Wednesday, May 21, 2014

Of Love And Betrayal

For more than a year, I have been staying away from toxic people in my life and I became a happier person since then. 7 months ago, someone knocked on my door at 3am and said he needed my help. Because he's a family, I welcomed him in my house with open arms. I gave him food to eat, water to drink, clothed him and gave him his wants like cigarettes and booze when he asks for it in an attempt to save him from his misery. As a single mother, the financial burden is a big added deal but I wanted him to trust me like a parent, and confide to me like a sister.


I know it's lame but I can't help it, I have to post a crying pic to go with the sad topic.
I was caught crying on a wedding because of  the groom's speech.
Not connected with the topic at at all, just for thumbnail and all the drama. Duh


As a 25 year old grown up man, I never asked him to look for a job.  I figured that he'd be wise enough to know that he needed to get a job in order to finance his needs and wants. As a child, I have always hated it when people have to tell me what to do. There's a thin line between teaching and "pangunahan" ka. I hate the latter. So I thought he would hate it if I do that, so I didn't. A month went by, two, three and came his 7th month living under my roof, he still didn't look for a job. There were times when I asked him to do my job for me which he obligingly did, though I always end up finishing it for him. And I paid him. I paid him well.

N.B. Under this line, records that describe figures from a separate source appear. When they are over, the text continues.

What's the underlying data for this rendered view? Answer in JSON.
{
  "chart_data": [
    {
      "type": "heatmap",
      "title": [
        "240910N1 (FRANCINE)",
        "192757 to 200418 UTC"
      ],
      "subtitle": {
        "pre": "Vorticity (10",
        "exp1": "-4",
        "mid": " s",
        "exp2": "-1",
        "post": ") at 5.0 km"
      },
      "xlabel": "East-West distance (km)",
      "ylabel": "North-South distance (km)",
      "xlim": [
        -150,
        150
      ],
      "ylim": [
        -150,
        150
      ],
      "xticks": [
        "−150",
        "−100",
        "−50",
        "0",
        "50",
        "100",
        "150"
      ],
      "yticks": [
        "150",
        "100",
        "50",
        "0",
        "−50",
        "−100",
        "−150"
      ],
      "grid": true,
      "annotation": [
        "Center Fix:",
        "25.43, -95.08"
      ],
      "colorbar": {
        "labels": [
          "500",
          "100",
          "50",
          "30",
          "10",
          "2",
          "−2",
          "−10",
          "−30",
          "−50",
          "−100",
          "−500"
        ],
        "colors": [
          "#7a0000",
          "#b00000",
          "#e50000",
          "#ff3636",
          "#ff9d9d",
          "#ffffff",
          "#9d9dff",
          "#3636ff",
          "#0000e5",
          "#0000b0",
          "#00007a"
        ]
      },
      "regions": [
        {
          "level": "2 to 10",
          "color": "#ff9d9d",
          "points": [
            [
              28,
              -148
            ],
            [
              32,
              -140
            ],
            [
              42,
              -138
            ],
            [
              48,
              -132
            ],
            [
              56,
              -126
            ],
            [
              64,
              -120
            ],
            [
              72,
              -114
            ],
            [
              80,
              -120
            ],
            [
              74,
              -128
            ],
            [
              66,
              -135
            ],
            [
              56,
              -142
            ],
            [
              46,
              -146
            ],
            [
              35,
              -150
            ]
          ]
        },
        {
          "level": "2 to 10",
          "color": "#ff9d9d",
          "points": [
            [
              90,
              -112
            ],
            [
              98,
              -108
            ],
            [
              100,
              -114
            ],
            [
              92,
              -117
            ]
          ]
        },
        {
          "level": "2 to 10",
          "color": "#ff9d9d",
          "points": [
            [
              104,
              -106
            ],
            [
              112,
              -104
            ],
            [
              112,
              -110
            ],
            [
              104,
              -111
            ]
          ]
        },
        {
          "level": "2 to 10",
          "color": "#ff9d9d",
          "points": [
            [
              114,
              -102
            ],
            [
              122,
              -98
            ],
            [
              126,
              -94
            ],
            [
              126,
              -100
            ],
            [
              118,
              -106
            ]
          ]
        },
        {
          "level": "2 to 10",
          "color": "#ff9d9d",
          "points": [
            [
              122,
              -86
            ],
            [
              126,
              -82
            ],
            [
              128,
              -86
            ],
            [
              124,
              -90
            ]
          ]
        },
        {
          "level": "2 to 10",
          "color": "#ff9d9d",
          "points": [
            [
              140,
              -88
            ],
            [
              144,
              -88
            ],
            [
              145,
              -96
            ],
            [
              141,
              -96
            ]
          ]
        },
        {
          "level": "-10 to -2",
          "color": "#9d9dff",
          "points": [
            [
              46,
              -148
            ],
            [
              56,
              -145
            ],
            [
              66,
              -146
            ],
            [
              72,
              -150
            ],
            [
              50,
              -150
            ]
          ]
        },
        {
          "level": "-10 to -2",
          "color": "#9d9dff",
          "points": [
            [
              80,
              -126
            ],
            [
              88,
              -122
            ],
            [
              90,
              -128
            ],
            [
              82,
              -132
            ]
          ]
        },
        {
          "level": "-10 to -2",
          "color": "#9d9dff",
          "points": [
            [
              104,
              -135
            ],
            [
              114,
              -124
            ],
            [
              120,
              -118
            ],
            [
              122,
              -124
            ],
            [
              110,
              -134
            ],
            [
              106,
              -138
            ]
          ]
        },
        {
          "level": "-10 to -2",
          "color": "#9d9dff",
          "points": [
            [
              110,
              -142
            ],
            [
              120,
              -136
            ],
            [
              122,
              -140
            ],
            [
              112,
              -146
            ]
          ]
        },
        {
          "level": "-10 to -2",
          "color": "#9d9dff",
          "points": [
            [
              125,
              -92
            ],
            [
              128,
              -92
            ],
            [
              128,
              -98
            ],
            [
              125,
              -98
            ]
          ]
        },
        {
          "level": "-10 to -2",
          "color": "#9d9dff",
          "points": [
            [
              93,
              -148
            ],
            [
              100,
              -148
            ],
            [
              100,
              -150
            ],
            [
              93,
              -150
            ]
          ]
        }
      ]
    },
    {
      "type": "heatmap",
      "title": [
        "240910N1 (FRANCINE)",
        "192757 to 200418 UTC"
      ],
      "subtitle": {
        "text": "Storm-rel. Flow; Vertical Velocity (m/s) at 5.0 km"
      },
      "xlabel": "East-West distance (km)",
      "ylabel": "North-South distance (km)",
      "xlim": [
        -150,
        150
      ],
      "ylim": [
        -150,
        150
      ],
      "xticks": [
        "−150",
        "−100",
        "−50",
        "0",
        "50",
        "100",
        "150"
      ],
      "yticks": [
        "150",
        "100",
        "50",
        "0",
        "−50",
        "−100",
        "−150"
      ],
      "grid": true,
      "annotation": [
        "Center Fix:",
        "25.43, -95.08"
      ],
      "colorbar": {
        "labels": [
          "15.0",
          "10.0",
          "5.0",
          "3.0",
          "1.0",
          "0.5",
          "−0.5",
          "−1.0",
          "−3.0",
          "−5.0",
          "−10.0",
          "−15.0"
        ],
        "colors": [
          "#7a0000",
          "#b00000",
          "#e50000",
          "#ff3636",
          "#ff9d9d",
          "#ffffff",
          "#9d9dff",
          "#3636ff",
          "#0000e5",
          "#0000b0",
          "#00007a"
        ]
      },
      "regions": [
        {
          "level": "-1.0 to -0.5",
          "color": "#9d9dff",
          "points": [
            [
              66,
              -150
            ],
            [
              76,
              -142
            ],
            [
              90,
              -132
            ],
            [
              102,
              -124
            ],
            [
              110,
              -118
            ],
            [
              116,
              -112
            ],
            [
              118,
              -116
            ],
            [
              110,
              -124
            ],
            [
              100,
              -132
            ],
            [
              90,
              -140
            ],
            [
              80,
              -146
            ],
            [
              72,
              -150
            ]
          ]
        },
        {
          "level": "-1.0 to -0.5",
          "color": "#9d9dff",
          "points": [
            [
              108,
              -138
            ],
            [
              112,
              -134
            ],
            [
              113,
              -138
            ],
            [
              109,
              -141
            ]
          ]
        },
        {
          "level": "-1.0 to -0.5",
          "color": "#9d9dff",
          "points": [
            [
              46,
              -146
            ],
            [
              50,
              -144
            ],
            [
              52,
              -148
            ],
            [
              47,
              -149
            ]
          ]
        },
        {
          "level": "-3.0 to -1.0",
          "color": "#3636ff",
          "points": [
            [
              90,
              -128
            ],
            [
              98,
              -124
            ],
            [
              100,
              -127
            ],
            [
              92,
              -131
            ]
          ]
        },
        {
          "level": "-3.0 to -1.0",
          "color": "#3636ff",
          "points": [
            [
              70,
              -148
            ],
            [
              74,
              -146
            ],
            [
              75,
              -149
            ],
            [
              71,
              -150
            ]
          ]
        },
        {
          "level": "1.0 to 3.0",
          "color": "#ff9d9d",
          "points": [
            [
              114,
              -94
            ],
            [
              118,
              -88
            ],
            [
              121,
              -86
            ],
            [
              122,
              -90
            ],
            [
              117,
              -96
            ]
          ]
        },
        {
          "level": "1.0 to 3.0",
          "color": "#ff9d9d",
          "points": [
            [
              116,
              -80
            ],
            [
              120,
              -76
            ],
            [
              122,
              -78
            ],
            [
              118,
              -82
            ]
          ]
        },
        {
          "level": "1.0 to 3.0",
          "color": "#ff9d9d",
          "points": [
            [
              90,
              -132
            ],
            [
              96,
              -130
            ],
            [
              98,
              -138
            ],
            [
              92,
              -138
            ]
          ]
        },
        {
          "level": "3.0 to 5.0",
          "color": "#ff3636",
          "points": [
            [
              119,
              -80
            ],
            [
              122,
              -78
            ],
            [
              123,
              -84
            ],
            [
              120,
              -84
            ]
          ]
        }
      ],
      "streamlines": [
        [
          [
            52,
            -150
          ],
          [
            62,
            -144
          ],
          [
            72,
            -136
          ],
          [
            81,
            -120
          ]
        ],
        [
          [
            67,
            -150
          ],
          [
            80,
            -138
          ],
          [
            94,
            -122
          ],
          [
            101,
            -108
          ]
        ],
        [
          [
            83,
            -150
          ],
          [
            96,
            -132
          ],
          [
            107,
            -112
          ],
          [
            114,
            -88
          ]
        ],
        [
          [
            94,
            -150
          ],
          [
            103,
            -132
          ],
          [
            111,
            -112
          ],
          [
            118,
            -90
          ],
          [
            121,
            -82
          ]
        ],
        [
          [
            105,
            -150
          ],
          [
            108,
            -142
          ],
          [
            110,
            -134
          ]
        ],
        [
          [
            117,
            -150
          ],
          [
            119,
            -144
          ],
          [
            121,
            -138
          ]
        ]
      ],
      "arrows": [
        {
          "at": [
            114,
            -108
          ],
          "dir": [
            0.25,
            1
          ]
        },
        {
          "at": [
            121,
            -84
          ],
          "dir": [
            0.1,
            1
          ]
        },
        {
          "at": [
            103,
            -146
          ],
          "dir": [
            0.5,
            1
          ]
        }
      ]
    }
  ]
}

You see, I have this reputation of being emotionally abused by people that I love. It may be a friend, a relative or a boyfriend. My bestfriend once told me that I am not good in socializing with people that I don't like. I don't kiss asses. If I don't like you, then I wouldn't go through lengths of moving a single nerve to even give you a smile or a nod. But when I like a person or love a person, I go to the extremes of showing you my love and care. As a child, I thought that's a good trait. But growing up, I am not sure anymore. This trait has led me to making bad decisions, and this, is one of the worst.




It wasn't until I became aware that I lost a huge amount of money two weeks ago, and it wasn't until I found out that he pawned my cellphone (just this morning) that I realized that I am making a huge mistake. Helping him was a bad idea and my idea of "help" and "therapy" was not good for him. 

I became really angry three hours ago, who wouldn't? I felt betrayed, abused and tricked. I said things that were so hurtful that it hurts to even hear those words coming from me. When he opened his mouth, I thought he would say sorry, (because that's what you do when you hurt people right?) But instead, he said "Mulakaw na lang ko uy, pabug-at raman ko dri!" (I'll move out of this house then! I'm a burden for you anyway!")


And all hell broke lose. 


I watched him wash his clothes. I watched him cry. I heard him when he said 'Goodbye and Thank you". And I watched him go out of the door. Crying. 

I love my brother. I love him. God knows that. And I wish I never said the words that I said to him. Albeit everything that he did, my heart is bleeding right now. 

I feel guilty and I know I will never sleep tonight without thinking if he's already sleeping in a comfortable bed or if he already ate dinner. 

But he has to help himself. So I need to carry this burden so that I can truly help him. I need to teach him resilience, something that our parents never did because of their undying love for us. 

If he's ready to change, I will still welcome him with open arms.